It’s Time to “Spring Forward” Soup

Southwestern Corn and Potato Soup

I made this soup last night for dinner and it turned out better than expected! Enjoy!

1 half of a white onion, diced into small pieces
160z bag of frozen corn
1 red pepper
1 large potato, diced
1 green zucchini, diced
2 tablespoons thyme
2 cloves of garlic (chopped or put through a garlic press)
4 cups of vegetarian broth
1/2 cup of shredded asiago cheese
2 tablespoons olive oil
pinch of red pepper flakes (optional)

1. In a soup pot, heat olive oil and add onions and garlic, stir and saute about 2 minutes. Add the potato and zucchini and add salt and pepper and a pinch of red pepper flakes.

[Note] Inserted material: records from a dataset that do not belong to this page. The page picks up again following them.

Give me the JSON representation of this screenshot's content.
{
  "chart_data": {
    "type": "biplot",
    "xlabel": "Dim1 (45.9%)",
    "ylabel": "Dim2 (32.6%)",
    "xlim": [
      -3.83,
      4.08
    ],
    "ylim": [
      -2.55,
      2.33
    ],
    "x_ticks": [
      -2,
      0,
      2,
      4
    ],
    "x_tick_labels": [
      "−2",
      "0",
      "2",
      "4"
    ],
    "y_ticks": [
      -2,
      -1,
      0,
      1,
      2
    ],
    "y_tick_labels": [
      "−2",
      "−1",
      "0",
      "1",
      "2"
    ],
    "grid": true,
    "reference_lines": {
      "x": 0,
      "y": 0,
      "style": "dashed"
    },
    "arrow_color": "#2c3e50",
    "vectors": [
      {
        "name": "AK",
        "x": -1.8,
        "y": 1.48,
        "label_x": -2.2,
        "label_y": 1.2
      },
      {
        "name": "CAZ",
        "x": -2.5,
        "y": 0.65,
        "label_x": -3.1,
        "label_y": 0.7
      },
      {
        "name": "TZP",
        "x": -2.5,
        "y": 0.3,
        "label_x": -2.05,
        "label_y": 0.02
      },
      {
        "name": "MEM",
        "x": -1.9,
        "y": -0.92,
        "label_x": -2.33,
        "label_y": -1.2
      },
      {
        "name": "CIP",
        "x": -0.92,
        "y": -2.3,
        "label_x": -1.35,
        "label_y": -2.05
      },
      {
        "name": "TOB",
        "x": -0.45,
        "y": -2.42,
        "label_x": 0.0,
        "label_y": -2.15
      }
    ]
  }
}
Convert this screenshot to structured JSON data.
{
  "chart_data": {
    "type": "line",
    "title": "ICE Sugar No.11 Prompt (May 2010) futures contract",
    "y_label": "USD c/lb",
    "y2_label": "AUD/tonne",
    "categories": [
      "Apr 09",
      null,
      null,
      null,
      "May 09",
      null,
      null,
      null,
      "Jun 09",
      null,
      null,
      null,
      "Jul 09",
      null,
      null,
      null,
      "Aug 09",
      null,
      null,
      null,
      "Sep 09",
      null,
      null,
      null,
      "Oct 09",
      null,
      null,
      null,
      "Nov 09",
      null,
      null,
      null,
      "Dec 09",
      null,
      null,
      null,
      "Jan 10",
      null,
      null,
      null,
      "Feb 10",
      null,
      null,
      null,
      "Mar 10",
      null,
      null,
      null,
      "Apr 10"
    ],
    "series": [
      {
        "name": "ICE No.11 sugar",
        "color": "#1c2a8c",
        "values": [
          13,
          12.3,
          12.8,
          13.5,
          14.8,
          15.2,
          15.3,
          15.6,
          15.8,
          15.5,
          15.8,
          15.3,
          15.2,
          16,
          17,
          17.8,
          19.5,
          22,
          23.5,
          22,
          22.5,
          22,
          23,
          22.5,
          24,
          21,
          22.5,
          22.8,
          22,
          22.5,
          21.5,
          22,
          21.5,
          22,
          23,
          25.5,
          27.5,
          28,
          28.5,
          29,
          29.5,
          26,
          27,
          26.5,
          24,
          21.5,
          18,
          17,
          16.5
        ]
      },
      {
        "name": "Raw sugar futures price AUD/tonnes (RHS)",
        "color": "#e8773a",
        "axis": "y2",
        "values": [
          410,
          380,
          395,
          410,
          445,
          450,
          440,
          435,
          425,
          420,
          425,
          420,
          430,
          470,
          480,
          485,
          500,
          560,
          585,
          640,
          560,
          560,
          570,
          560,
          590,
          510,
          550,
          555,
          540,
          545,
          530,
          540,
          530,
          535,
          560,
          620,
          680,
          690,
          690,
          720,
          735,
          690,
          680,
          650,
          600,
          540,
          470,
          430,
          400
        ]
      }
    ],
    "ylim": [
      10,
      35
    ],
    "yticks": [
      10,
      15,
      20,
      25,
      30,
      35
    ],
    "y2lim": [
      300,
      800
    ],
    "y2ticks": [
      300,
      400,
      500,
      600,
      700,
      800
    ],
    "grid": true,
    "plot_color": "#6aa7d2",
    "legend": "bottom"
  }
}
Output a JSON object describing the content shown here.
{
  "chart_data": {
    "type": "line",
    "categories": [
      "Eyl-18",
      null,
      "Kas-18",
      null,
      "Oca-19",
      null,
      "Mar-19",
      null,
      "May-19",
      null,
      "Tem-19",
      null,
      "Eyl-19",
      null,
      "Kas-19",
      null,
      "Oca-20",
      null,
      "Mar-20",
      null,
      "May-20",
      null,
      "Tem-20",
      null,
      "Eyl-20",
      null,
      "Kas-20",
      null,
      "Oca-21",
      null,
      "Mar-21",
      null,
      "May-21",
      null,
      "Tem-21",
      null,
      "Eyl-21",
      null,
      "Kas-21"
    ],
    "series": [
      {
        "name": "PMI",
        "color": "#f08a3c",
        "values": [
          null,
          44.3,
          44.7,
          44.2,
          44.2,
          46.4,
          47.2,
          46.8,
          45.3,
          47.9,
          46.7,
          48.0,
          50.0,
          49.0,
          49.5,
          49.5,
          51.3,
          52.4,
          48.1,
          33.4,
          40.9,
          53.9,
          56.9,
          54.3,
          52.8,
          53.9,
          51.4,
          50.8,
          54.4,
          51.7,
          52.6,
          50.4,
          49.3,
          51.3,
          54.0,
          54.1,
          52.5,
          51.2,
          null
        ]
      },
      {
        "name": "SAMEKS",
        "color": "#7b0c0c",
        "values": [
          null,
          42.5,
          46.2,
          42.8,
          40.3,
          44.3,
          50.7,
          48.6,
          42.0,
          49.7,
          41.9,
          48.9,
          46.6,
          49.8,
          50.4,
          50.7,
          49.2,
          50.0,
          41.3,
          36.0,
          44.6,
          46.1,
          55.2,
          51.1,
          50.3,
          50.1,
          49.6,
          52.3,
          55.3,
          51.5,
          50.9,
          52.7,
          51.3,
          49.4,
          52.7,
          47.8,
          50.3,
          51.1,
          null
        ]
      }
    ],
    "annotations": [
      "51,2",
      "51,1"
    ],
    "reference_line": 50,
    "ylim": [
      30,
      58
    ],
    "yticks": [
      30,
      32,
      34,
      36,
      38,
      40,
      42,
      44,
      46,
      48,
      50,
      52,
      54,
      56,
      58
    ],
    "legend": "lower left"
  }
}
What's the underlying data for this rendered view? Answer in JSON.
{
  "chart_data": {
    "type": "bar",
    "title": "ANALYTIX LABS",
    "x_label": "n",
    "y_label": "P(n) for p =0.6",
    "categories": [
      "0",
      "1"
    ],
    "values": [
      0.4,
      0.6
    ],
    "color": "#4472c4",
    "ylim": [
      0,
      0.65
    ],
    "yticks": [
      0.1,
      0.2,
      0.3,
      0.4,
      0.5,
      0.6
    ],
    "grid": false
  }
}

Add the thyme. Let mixture saute. Once the oil has been used up add a ladle or 2 of broth to keep it cooking. Repeat when needed.

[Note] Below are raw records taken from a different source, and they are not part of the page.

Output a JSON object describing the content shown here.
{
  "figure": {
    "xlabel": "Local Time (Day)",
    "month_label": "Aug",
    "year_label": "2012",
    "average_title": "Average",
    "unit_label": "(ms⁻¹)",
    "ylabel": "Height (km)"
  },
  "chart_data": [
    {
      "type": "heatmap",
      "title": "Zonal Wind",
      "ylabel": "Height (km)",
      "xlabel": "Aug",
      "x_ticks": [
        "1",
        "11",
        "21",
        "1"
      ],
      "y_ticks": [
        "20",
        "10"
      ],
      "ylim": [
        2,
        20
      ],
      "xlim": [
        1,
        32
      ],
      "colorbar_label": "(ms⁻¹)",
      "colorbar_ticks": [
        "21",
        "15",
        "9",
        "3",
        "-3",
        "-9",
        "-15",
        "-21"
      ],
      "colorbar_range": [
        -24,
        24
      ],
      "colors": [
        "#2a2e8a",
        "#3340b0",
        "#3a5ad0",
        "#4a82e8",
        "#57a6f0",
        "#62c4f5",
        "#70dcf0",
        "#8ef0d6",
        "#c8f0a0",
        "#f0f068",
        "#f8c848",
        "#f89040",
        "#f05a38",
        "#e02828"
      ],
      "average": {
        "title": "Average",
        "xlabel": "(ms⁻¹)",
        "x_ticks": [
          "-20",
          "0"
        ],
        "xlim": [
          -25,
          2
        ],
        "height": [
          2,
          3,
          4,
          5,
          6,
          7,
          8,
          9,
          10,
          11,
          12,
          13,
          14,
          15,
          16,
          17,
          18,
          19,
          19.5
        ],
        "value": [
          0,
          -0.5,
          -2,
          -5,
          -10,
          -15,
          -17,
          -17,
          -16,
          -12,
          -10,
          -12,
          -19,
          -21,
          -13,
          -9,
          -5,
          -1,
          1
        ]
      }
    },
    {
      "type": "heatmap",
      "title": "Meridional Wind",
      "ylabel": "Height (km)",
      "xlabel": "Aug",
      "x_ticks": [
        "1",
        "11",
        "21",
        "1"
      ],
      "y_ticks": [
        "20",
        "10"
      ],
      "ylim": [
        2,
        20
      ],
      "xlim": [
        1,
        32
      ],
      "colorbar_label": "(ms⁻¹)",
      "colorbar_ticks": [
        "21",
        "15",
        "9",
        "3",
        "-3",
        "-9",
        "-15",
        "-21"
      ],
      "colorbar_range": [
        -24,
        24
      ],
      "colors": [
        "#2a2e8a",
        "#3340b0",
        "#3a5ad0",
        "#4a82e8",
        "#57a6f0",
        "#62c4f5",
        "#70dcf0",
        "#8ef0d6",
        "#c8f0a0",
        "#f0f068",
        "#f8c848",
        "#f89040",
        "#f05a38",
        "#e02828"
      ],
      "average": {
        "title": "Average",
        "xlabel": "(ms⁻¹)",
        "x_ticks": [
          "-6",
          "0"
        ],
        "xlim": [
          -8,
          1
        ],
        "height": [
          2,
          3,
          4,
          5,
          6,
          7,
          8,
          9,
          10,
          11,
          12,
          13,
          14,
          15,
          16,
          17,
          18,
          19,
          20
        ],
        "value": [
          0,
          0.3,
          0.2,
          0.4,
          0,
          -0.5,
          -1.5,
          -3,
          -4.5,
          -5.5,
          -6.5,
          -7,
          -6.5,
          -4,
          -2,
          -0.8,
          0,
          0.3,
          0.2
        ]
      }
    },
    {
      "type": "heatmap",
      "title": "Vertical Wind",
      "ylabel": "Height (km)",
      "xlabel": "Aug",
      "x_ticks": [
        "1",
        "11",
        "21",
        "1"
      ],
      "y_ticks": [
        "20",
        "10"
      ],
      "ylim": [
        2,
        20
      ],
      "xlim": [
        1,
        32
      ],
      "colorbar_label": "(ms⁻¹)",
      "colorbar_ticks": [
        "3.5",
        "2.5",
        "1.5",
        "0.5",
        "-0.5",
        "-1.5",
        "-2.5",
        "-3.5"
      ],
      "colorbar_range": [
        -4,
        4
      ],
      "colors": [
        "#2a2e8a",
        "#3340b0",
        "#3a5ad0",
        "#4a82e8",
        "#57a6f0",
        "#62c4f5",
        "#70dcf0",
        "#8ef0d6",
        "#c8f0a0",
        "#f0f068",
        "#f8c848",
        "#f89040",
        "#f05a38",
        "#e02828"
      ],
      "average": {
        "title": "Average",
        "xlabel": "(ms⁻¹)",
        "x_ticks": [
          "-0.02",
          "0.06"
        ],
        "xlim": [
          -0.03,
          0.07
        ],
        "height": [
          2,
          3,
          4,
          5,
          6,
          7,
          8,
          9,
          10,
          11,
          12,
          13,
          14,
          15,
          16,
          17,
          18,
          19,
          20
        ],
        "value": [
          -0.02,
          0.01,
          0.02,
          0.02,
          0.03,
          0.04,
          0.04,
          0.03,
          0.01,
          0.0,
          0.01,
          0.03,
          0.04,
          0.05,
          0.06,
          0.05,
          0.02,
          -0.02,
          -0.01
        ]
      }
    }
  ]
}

2. Spray pepper with Olive Oil Spray and put on foil. Roast in oven on broil. Check frequently and turn the pepper so it roasts evenly. It should be charred/black. Once pepper is done take it out and let it cool. Then pull off any black parts and dice pepper and put aside.
3. Add the rest of the broth and the corn to the soup pot and stir. Add half off the peppers.

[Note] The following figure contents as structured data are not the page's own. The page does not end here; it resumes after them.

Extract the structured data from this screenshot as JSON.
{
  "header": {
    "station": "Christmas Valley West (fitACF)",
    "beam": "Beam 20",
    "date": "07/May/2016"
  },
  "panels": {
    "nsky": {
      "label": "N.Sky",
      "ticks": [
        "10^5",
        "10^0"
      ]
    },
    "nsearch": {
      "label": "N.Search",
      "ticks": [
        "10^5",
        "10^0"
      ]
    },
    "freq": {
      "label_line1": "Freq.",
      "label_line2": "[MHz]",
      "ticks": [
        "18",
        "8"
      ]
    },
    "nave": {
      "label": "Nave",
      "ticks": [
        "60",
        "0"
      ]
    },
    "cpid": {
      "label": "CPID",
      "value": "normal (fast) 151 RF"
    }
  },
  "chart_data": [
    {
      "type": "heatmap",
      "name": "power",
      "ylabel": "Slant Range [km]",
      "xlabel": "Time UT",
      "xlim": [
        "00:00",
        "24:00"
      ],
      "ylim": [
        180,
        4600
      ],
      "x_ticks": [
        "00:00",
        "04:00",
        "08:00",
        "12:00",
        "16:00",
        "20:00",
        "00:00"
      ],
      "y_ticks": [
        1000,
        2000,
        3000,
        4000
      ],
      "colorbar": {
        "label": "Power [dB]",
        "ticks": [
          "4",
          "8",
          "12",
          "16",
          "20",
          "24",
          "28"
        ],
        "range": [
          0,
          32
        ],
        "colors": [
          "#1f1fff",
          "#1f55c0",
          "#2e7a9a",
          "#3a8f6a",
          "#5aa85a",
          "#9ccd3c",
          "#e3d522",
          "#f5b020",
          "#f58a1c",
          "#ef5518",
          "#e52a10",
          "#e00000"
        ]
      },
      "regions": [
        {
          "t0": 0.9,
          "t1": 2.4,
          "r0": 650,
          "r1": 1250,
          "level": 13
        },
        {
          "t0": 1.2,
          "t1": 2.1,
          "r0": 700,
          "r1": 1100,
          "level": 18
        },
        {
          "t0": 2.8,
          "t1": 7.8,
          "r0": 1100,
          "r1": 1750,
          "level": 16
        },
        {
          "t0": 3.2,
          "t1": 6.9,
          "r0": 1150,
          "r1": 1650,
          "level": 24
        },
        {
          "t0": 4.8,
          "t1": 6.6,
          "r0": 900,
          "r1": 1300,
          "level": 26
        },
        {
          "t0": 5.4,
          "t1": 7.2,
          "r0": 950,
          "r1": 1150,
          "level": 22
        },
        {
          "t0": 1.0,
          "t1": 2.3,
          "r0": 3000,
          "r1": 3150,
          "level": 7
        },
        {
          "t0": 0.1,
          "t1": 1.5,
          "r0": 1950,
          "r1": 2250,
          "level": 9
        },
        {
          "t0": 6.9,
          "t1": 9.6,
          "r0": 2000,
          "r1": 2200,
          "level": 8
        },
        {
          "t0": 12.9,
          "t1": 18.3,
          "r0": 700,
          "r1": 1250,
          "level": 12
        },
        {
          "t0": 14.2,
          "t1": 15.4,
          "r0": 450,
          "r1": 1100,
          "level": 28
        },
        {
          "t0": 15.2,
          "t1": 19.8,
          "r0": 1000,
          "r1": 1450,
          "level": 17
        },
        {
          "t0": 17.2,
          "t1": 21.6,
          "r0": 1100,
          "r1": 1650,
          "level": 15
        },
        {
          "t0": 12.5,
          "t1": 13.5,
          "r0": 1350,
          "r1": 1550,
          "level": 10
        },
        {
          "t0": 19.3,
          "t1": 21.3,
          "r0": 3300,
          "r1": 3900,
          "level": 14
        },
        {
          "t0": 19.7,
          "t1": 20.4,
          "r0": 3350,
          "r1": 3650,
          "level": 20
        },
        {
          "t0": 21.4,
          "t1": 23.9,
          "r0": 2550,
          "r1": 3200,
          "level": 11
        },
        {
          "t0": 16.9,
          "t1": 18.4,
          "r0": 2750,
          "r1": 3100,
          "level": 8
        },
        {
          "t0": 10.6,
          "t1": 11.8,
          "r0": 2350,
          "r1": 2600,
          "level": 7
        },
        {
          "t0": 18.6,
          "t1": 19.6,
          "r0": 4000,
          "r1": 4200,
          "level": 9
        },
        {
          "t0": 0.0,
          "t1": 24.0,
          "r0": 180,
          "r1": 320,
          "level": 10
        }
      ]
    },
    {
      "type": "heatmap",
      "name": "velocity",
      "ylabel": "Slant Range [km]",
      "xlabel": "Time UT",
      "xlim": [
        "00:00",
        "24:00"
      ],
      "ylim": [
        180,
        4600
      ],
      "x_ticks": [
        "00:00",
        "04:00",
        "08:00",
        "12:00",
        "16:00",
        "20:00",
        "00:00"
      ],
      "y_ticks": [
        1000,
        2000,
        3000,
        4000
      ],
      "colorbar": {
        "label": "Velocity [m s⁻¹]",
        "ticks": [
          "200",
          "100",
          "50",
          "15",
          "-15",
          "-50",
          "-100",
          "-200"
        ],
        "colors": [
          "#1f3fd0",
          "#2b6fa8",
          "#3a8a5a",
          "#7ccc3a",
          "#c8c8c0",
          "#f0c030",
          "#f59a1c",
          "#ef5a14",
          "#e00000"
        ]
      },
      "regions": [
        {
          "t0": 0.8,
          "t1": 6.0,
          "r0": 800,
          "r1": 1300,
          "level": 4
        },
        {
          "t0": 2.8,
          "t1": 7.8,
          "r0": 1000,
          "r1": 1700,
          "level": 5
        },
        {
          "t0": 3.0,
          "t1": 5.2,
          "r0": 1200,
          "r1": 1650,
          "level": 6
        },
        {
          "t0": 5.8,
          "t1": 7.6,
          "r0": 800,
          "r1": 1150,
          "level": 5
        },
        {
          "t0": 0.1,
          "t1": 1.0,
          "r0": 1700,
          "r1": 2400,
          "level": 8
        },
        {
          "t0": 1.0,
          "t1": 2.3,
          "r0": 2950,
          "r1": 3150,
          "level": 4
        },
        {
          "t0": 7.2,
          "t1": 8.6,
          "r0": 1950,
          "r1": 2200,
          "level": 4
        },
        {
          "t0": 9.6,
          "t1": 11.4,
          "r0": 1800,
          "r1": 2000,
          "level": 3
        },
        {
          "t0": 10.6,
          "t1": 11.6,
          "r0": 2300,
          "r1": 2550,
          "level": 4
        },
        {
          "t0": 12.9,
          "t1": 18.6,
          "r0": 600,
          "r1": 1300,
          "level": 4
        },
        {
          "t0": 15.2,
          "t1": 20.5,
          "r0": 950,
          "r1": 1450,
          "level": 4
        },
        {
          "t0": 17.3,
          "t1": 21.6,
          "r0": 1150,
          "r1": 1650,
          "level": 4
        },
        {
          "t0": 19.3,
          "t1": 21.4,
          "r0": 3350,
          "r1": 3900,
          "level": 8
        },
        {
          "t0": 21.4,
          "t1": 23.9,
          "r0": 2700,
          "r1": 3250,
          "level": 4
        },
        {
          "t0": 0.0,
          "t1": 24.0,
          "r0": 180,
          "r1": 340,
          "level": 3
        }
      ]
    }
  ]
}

4. Let simmer until potatoes are soft. Then using a hand held blender, puree the soup lightly. You just want to puree it a little bit so that you still have some chunks of the veggies.
5. Add about half of the remaining red pepper. Keep the other red pepper to top the soup with.
6. Let soup simmer for 30 minutes.
To serve: Ladle the soup into bowls and top with red pepper and asiago cheese.